Shamaila Khan at UBS Asset Management has deployed a somewhat counterintuitive strategy for bond investments.
The head of fixed income for emerging markets is breaking with the likes of Goldman Sachs Group Inc. and is steering clear of investor favorite Indian government debt, while embracing volatile Chinese high-yield bonds, which have suffered from a prolonged property crisis.
The gist of her strategy — which has allowed the UBS Emerging Economies Global Bond Fund to beat 89% of peers over the past year — is to seek out areas where she thinks market risk is mispriced. For India, she says the market is too sanguine about Prime Minister Narendra Modi’s electoral setback and the complexities of a coalition government.

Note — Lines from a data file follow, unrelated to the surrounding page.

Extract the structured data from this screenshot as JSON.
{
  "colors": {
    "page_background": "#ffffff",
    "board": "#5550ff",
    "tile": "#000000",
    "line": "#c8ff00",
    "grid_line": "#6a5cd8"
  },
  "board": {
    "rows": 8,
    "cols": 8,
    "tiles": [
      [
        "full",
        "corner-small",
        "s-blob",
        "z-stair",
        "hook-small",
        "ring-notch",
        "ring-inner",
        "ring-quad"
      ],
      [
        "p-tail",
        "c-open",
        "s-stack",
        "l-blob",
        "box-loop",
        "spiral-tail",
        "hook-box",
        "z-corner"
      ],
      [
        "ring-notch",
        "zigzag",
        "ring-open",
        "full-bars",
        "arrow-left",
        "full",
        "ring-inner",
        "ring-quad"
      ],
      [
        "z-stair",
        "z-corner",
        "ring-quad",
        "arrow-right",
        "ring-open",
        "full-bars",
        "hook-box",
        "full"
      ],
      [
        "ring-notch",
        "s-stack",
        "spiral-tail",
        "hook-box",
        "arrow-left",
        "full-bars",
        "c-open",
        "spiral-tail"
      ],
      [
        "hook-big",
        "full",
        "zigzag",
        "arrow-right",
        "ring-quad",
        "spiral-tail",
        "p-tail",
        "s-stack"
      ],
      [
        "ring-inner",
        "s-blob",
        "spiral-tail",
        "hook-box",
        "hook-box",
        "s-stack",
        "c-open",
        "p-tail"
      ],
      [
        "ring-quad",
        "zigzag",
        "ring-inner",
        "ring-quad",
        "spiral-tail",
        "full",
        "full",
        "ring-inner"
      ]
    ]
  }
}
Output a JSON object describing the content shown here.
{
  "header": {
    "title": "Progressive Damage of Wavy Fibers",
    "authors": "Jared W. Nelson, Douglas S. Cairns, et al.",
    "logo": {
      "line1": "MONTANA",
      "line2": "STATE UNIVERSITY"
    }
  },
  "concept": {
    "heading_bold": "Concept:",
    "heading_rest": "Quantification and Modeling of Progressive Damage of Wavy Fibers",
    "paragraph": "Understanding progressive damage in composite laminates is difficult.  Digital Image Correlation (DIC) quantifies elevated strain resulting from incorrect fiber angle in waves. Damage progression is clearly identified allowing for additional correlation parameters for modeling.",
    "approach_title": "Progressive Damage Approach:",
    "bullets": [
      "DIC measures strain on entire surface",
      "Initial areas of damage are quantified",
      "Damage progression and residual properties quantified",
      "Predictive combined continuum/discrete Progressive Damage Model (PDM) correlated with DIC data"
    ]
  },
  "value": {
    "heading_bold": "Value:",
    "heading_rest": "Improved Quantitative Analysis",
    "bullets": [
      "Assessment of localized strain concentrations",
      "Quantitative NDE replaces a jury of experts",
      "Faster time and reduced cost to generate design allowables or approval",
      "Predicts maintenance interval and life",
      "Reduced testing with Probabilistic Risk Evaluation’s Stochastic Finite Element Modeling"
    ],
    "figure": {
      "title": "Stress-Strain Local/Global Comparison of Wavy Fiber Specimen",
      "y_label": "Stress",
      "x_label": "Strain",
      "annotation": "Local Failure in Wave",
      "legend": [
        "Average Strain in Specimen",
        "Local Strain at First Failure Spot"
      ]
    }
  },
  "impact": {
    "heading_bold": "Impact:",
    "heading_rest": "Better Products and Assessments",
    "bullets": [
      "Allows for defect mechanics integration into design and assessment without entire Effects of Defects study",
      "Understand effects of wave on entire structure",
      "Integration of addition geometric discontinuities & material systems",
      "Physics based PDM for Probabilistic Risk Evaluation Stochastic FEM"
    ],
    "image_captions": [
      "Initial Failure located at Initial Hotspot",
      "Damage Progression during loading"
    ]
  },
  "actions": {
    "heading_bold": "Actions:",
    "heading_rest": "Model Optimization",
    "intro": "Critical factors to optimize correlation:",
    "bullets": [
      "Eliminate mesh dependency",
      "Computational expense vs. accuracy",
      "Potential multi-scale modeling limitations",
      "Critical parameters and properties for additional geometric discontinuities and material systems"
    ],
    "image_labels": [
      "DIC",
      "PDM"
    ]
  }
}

“In India, the market underestimates the risk, while in China high yield, Sri Lanka and certain other corners of EM, the market overestimates the risk,” Khan, who manages combined assets of roughly $1 billion, said in an interview this week. “We are trying to look for countries where the market has overestimated the risk.”
Pakistan has been a top pick, Khan said. Its US-currency debt has rebounded over the past year.
Chinese high-yield dollar bonds have also climbed, with Bloomberg’s index returning nearly 10% this year. Fueling the recovery has been Beijing’s attempt to put a floor under the property crisis with a broad rescue package in May.
“A lot of risk premium” on Chinese junk bonds has already been priced in, according to Khan. “That is a view we have had for several months,” she added.